Interactive AI Graduate Intern (Data Condensation)
Internship: Evaluation of dataset condensation methods in (biodiversity) datasets
Intel is developing solutions for interactively developing AI models and deploying them efficiently in practice. You will be part of the incremental learning and data exploration research group. There will be daily and weekly meetings with your supervisors. As teams are distributed part of these meetings will be remotely.
Intel has an office in Groningen, Netherlands (Interactive AI), but you are welcome to work from other sites within the Netherlands depending on the actual COVID situation.
The incremental human-in-the-learning loop consists of several steps: annotation of an "active set", model training, model evaluation and a new sampling of the active set. The last step is the active learning step and aims at finding interesting samples to be annotated by the user. What is interesting can be defined in many ways including uncertainty, outliers, distance to known samples, etc. After interesting images have been annotated and added to the labelled dataset, they will become less interesting because they are now part of the training set and are more likely to be correctly recognized. The labelled set will grow and will increase training times.
This internship is concerned with reducing the size of training set to speed up training. The goal is to reduce the size of the training set with similar or better performance measures. The general term for reducing the size of the training set is condensation. Successful outcomes of these experiments could lead to a recommendation to include condensation as an integral part of the incremental learning loop to reduce GPU time and/or improve performance. Reducing GPU times saves costs but also energy use.
Methods to perform condensation can be the same methods as in active learning but now applied to the training set instead of the unlabelled set. The trainee is also encouraged to come up with new methods for finding interesting samples, possibly ones which are geared towards condensation specifically, for example class balancing (which cannot be done with an unlabelled set). Examples of other methods are Shapley values and core-sets.
In this internship you will compare different approaches to condensation on several datasets, including complex biodiversity datasets. Biodiversity datasets are characterized by having many fine-grained classes, a hierarchical class structure, a large imbalance in numbers of samples per class and partially overlapping classes. These challenging conditions make biodiversity datasets a good test case for other real-world applications. While the focus is on implementing and evaluating existing methods there is room for developing your own approaches. A successful internship could result in a scientific publication.

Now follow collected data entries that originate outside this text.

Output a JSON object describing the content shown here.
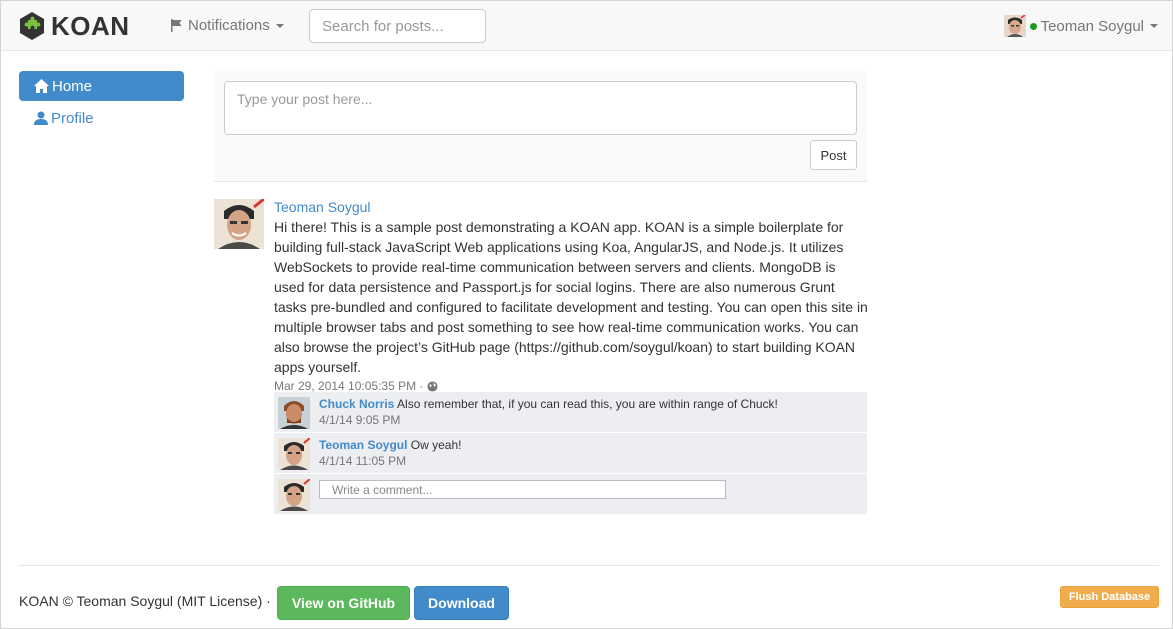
{
  "navbar": {
    "brand": "KOAN",
    "logo_icon": "puzzle-piece-hexagon-icon",
    "notifications_label": "Notifications",
    "search_placeholder": "Search for posts...",
    "user_name": "Teoman Soygul",
    "online_color": "#1a9c1a"
  },
  "sidebar": {
    "items": [
      {
        "label": "Home",
        "icon": "home-icon",
        "active": true
      },
      {
        "label": "Profile",
        "icon": "user-icon",
        "active": false
      }
    ]
  },
  "composer": {
    "placeholder": "Type your post here...",
    "post_label": "Post"
  },
  "post": {
    "author": "Teoman Soygul",
    "text": "Hi there! This is a sample post demonstrating a KOAN app. KOAN is a simple boilerplate for building full-stack JavaScript Web applications using Koa, AngularJS, and Node.js. It utilizes WebSockets to provide real-time communication between servers and clients. MongoDB is used for data persistence and Passport.js for social logins. There are also numerous Grunt tasks pre-bundled and configured to facilitate development and testing. You can open this site in multiple browser tabs and post something to see how real-time communication works. You can also browse the project’s GitHub page (https://github.com/soygul/koan) to start building KOAN apps yourself.",
    "timestamp": "Mar 29, 2014 10:05:35 PM ·",
    "comments": [
      {
        "author": "Chuck Norris",
        "text": "Also remember that, if you can read this, you are within range of Chuck!",
        "time": "4/1/14 9:05 PM"
      },
      {
        "author": "Teoman Soygul",
        "text": "Ow yeah!",
        "time": "4/1/14 11:05 PM"
      }
    ],
    "comment_placeholder": "Write a comment..."
  },
  "footer": {
    "text": "KOAN © Teoman Soygul (MIT License) ·",
    "github_label": "View on GitHub",
    "download_label": "Download",
    "flush_label": "Flush Database"
  },
  "colors": {
    "primary": "#428bca",
    "success": "#5cb85c",
    "warning": "#f0ad4e"
  }
}
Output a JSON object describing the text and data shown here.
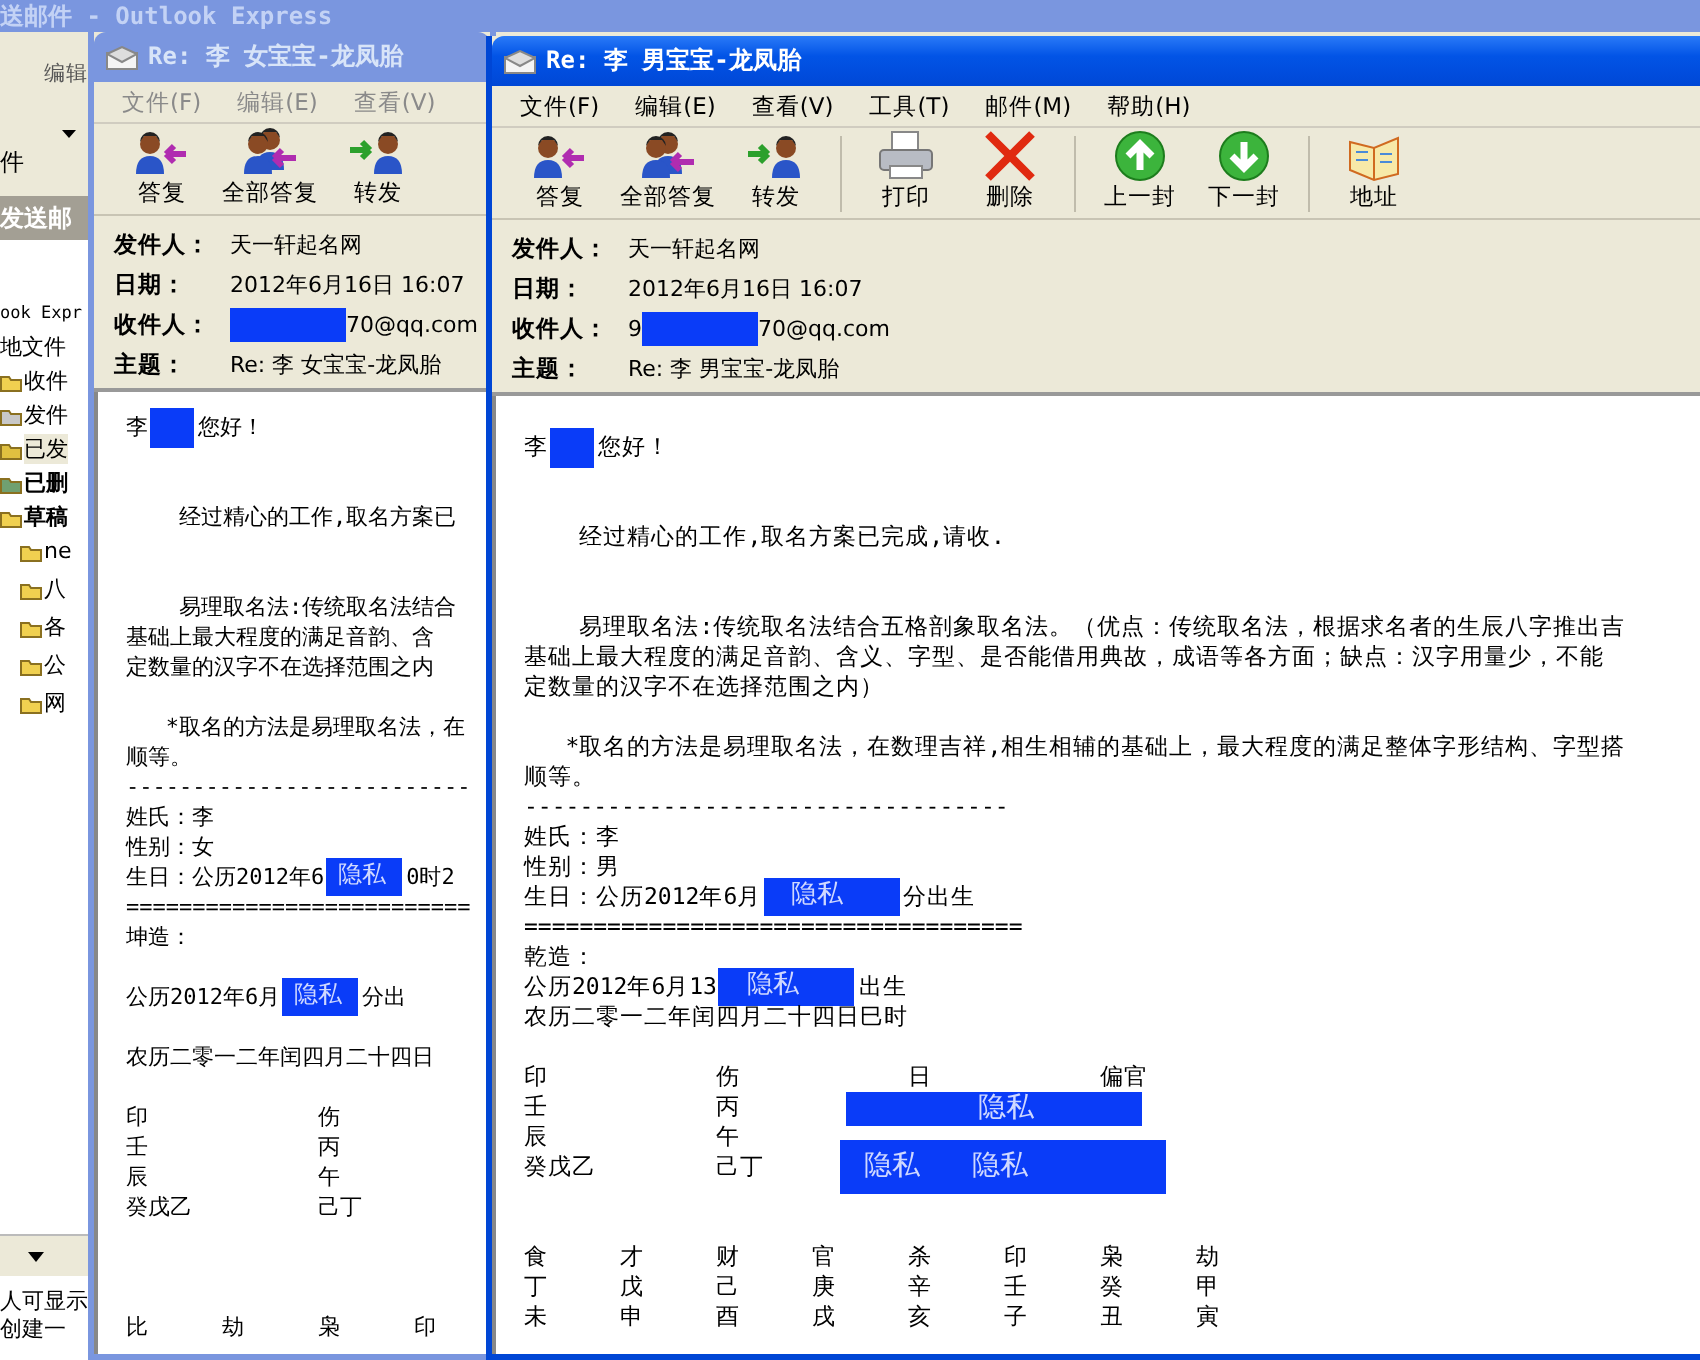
{
  "background_window": {
    "title": "送邮件 - Outlook Express",
    "menu": [
      "编辑"
    ],
    "toolbar_label": "件",
    "folder_bar": "发送邮",
    "tree": [
      {
        "text": "ook Expr",
        "kind": "root",
        "selected": false,
        "unread": false,
        "children": [
          {
            "text": "地文件",
            "selected": false,
            "unread": false,
            "children": [
              {
                "text": "收件",
                "kind": "inbox",
                "selected": false,
                "unread": false
              },
              {
                "text": "发件",
                "kind": "outbox",
                "selected": false,
                "unread": false
              },
              {
                "text": "已发",
                "kind": "sent",
                "selected": true,
                "unread": false
              },
              {
                "text": "已删",
                "kind": "trash",
                "selected": false,
                "unread": true
              },
              {
                "text": "草稿",
                "kind": "drafts",
                "selected": false,
                "unread": true,
                "children": [
                  {
                    "text": "ne",
                    "kind": "folder",
                    "selected": false,
                    "unread": false
                  },
                  {
                    "text": "八",
                    "kind": "folder",
                    "selected": false,
                    "unread": false
                  },
                  {
                    "text": "各",
                    "kind": "folder",
                    "selected": false,
                    "unread": false
                  },
                  {
                    "text": "公",
                    "kind": "folder",
                    "selected": false,
                    "unread": false
                  },
                  {
                    "text": "网",
                    "kind": "folder",
                    "selected": false,
                    "unread": false
                  }
                ]
              }
            ]
          }
        ]
      }
    ],
    "notes": [
      "人可显示",
      "创建一"
    ]
  },
  "windows": [
    {
      "title": "Re: 李 女宝宝-龙凤胎",
      "active": false,
      "menu": [
        "文件(F)",
        "编辑(E)",
        "查看(V)"
      ],
      "toolbar": [
        {
          "kind": "reply",
          "label": "答复",
          "separator_before": false
        },
        {
          "kind": "reply-all",
          "label": "全部答复",
          "separator_before": false
        },
        {
          "kind": "forward",
          "label": "转发",
          "separator_before": false
        }
      ],
      "headers": [
        {
          "label": "发件人：",
          "value": [
            {
              "kind": "text",
              "text": "天一轩起名网"
            }
          ]
        },
        {
          "label": "日期：",
          "value": [
            {
              "kind": "text",
              "text": "2012年6月16日 16:07"
            }
          ]
        },
        {
          "label": "收件人：",
          "value": [
            {
              "kind": "redaction"
            },
            {
              "kind": "text",
              "text": "70@qq.com"
            }
          ]
        },
        {
          "label": "主题：",
          "value": [
            {
              "kind": "text",
              "text": "Re: 李 女宝宝-龙凤胎"
            }
          ]
        }
      ],
      "body": [
        {
          "kind": "line",
          "segments": [
            {
              "kind": "text",
              "text": "李"
            },
            {
              "kind": "redaction"
            },
            {
              "kind": "text",
              "text": "您好！"
            }
          ]
        },
        {
          "kind": "gap"
        },
        {
          "kind": "gap"
        },
        {
          "kind": "line",
          "segments": [
            {
              "kind": "text",
              "text": "    经过精心的工作,取名方案已"
            }
          ]
        },
        {
          "kind": "gap"
        },
        {
          "kind": "gap"
        },
        {
          "kind": "line",
          "segments": [
            {
              "kind": "text",
              "text": "    易理取名法:传统取名法结合"
            }
          ]
        },
        {
          "kind": "line",
          "segments": [
            {
              "kind": "text",
              "text": "基础上最大程度的满足音韵、含"
            }
          ]
        },
        {
          "kind": "line",
          "segments": [
            {
              "kind": "text",
              "text": "定数量的汉字不在选择范围之内"
            }
          ]
        },
        {
          "kind": "gap"
        },
        {
          "kind": "line",
          "segments": [
            {
              "kind": "text",
              "text": "   *取名的方法是易理取名法，在"
            }
          ]
        },
        {
          "kind": "line",
          "segments": [
            {
              "kind": "text",
              "text": "顺等。"
            }
          ]
        },
        {
          "kind": "line",
          "segments": [
            {
              "kind": "text",
              "text": "--------------------------"
            }
          ]
        },
        {
          "kind": "line",
          "segments": [
            {
              "kind": "text",
              "text": "姓氏：李"
            }
          ]
        },
        {
          "kind": "line",
          "segments": [
            {
              "kind": "text",
              "text": "性别：女"
            }
          ]
        },
        {
          "kind": "line",
          "segments": [
            {
              "kind": "text",
              "text": "生日：公历2012年6"
            },
            {
              "kind": "redaction",
              "label": "隐私"
            },
            {
              "kind": "text",
              "text": "0时2"
            }
          ]
        },
        {
          "kind": "line",
          "segments": [
            {
              "kind": "text",
              "text": "=========================="
            }
          ]
        },
        {
          "kind": "line",
          "segments": [
            {
              "kind": "text",
              "text": "坤造："
            }
          ]
        },
        {
          "kind": "gap"
        },
        {
          "kind": "line",
          "segments": [
            {
              "kind": "text",
              "text": "公历2012年6月"
            },
            {
              "kind": "redaction",
              "label": "隐私"
            },
            {
              "kind": "text",
              "text": "分出"
            }
          ]
        },
        {
          "kind": "gap"
        },
        {
          "kind": "line",
          "segments": [
            {
              "kind": "text",
              "text": "农历二零一二年闰四月二十四日"
            }
          ]
        },
        {
          "kind": "gap"
        },
        {
          "kind": "wide-row",
          "cells": [
            "印",
            "伤"
          ]
        },
        {
          "kind": "wide-row",
          "cells": [
            "壬",
            "丙"
          ]
        },
        {
          "kind": "wide-row",
          "cells": [
            "辰",
            "午"
          ]
        },
        {
          "kind": "wide-row",
          "cells": [
            "癸戊乙",
            "己丁"
          ]
        },
        {
          "kind": "gap"
        },
        {
          "kind": "gap"
        },
        {
          "kind": "gap"
        },
        {
          "kind": "row",
          "cells": [
            "比",
            "劫",
            "枭",
            "印"
          ]
        }
      ]
    },
    {
      "title": "Re: 李 男宝宝-龙凤胎",
      "active": true,
      "menu": [
        "文件(F)",
        "编辑(E)",
        "查看(V)",
        "工具(T)",
        "邮件(M)",
        "帮助(H)"
      ],
      "toolbar": [
        {
          "kind": "reply",
          "label": "答复",
          "separator_before": false
        },
        {
          "kind": "reply-all",
          "label": "全部答复",
          "separator_before": false
        },
        {
          "kind": "forward",
          "label": "转发",
          "separator_before": false
        },
        {
          "kind": "print",
          "label": "打印",
          "separator_before": true
        },
        {
          "kind": "delete",
          "label": "删除",
          "separator_before": false
        },
        {
          "kind": "previous",
          "label": "上一封",
          "separator_before": true
        },
        {
          "kind": "next",
          "label": "下一封",
          "separator_before": false
        },
        {
          "kind": "address",
          "label": "地址",
          "separator_before": true
        }
      ],
      "headers": [
        {
          "label": "发件人：",
          "value": [
            {
              "kind": "text",
              "text": "天一轩起名网"
            }
          ]
        },
        {
          "label": "日期：",
          "value": [
            {
              "kind": "text",
              "text": "2012年6月16日 16:07"
            }
          ]
        },
        {
          "label": "收件人：",
          "value": [
            {
              "kind": "text",
              "text": "9"
            },
            {
              "kind": "redaction"
            },
            {
              "kind": "text",
              "text": "70@qq.com"
            }
          ]
        },
        {
          "label": "主题：",
          "value": [
            {
              "kind": "text",
              "text": "Re: 李 男宝宝-龙凤胎"
            }
          ]
        }
      ],
      "body": [
        {
          "kind": "line",
          "segments": [
            {
              "kind": "text",
              "text": "李"
            },
            {
              "kind": "redaction"
            },
            {
              "kind": "text",
              "text": "您好！"
            }
          ]
        },
        {
          "kind": "gap"
        },
        {
          "kind": "gap"
        },
        {
          "kind": "line",
          "segments": [
            {
              "kind": "text",
              "text": "    经过精心的工作,取名方案已完成,请收."
            }
          ]
        },
        {
          "kind": "gap"
        },
        {
          "kind": "gap"
        },
        {
          "kind": "line",
          "segments": [
            {
              "kind": "text",
              "text": "    易理取名法:传统取名法结合五格剖象取名法。（优点：传统取名法，根据求名者的生辰八字推出吉"
            }
          ]
        },
        {
          "kind": "line",
          "segments": [
            {
              "kind": "text",
              "text": "基础上最大程度的满足音韵、含义、字型、是否能借用典故，成语等各方面；缺点：汉字用量少，不能"
            }
          ]
        },
        {
          "kind": "line",
          "segments": [
            {
              "kind": "text",
              "text": "定数量的汉字不在选择范围之内）"
            }
          ]
        },
        {
          "kind": "gap"
        },
        {
          "kind": "line",
          "segments": [
            {
              "kind": "text",
              "text": "   *取名的方法是易理取名法，在数理吉祥,相生相辅的基础上，最大程度的满足整体字形结构、字型搭"
            }
          ]
        },
        {
          "kind": "line",
          "segments": [
            {
              "kind": "text",
              "text": "顺等。"
            }
          ]
        },
        {
          "kind": "line",
          "segments": [
            {
              "kind": "text",
              "text": "-----------------------------------"
            }
          ]
        },
        {
          "kind": "line",
          "segments": [
            {
              "kind": "text",
              "text": "姓氏：李"
            }
          ]
        },
        {
          "kind": "line",
          "segments": [
            {
              "kind": "text",
              "text": "性别：男"
            }
          ]
        },
        {
          "kind": "line",
          "segments": [
            {
              "kind": "text",
              "text": "生日：公历2012年6月"
            },
            {
              "kind": "redaction",
              "label": "隐私"
            },
            {
              "kind": "text",
              "text": "分出生"
            }
          ]
        },
        {
          "kind": "line",
          "segments": [
            {
              "kind": "text",
              "text": "===================================="
            }
          ]
        },
        {
          "kind": "line",
          "segments": [
            {
              "kind": "text",
              "text": "乾造："
            }
          ]
        },
        {
          "kind": "line",
          "segments": [
            {
              "kind": "text",
              "text": "公历2012年6月13"
            },
            {
              "kind": "redaction",
              "label": "隐私"
            },
            {
              "kind": "text",
              "text": "出生"
            }
          ]
        },
        {
          "kind": "line",
          "segments": [
            {
              "kind": "text",
              "text": "农历二零一二年闰四月二十四日巳时"
            }
          ]
        },
        {
          "kind": "gap"
        },
        {
          "kind": "wide-row",
          "cells": [
            "印",
            "伤",
            "日",
            "偏官"
          ]
        },
        {
          "kind": "wide-row",
          "cells": [
            "壬",
            "丙"
          ],
          "redaction": [
            "隐私"
          ]
        },
        {
          "kind": "wide-row",
          "cells": [
            "辰",
            "午"
          ]
        },
        {
          "kind": "wide-row",
          "cells": [
            "癸戊乙",
            "己丁"
          ],
          "redaction": [
            "隐私",
            "隐私"
          ]
        },
        {
          "kind": "gap"
        },
        {
          "kind": "gap"
        },
        {
          "kind": "row",
          "cells": [
            "食",
            "才",
            "财",
            "官",
            "杀",
            "印",
            "枭",
            "劫"
          ]
        },
        {
          "kind": "row",
          "cells": [
            "丁",
            "戊",
            "己",
            "庚",
            "辛",
            "壬",
            "癸",
            "甲"
          ]
        },
        {
          "kind": "row",
          "cells": [
            "未",
            "申",
            "酉",
            "戌",
            "亥",
            "子",
            "丑",
            "寅"
          ]
        }
      ]
    }
  ]
}
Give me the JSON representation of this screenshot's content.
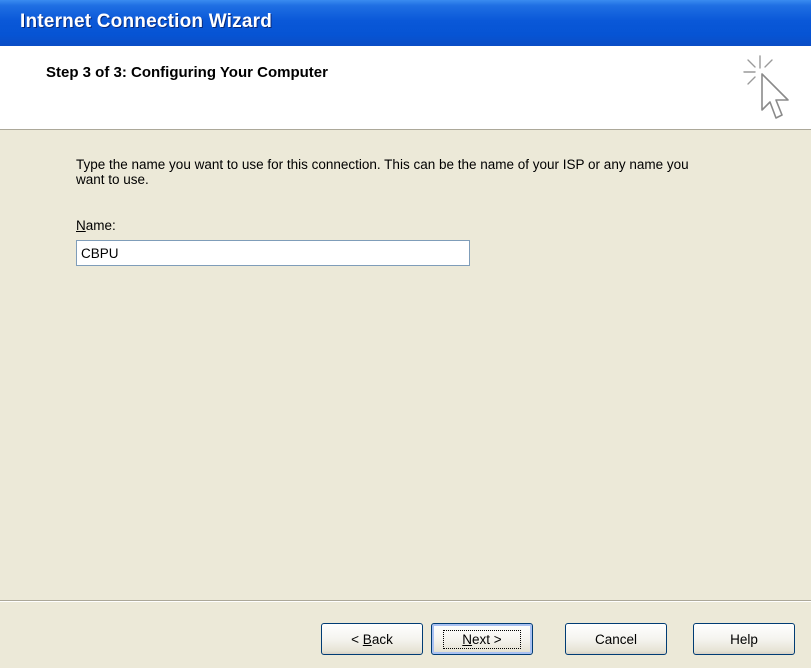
{
  "window": {
    "title": "Internet Connection Wizard"
  },
  "header": {
    "step_title": "Step 3 of 3: Configuring Your Computer",
    "icon": "wizard-cursor-icon"
  },
  "content": {
    "instruction": "Type the name you want to use for this connection. This can be the name of your ISP or any name you want to use.",
    "name_label_accel": "N",
    "name_label_rest": "ame:",
    "name_value": "CBPU"
  },
  "buttons": {
    "back_prefix": "< ",
    "back_accel": "B",
    "back_rest": "ack",
    "next_accel": "N",
    "next_rest": "ext >",
    "cancel": "Cancel",
    "help": "Help"
  }
}
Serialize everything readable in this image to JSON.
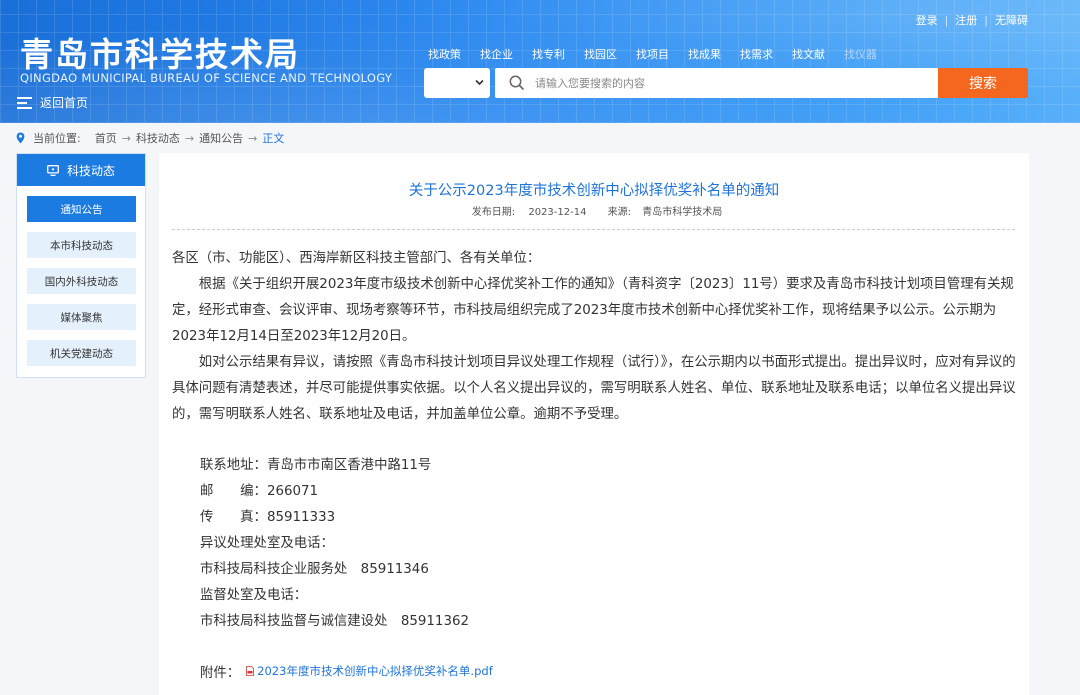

Internship duration: Minimum 6 months
This internship assumes:
You must be studying for a MSc in computer science, data science, computational biology, cognitive science, artificial intelligence, or related fields
Experience with training deep learning models using one of the common frameworks (PyTorch, Tensorflow)
Good Python skills
Good understanding of statistical analysis and testing
Inside this Business Group
Employees of the Internet of Things Solutions Group (IOTG) have an exciting opportunity before them: To grow Intel's leadership position in the rapidly evolving IoT market by delivering the best silicon, software and services that meet a wide range of customer requirements - from Intel® Xeon® to Intel® Quark®. The group, a fresh, dynamic collaboration between Intel's Intelligent Solutions Group and Wind River Systems, utilizes assets from across all of Intel in such areas as industrial automation, retail, automobiles and aerospace. The IOTG team is dedicated to helping Intel drive the next major growth inflection through productivity and new business models that are emerging as a result of IoT.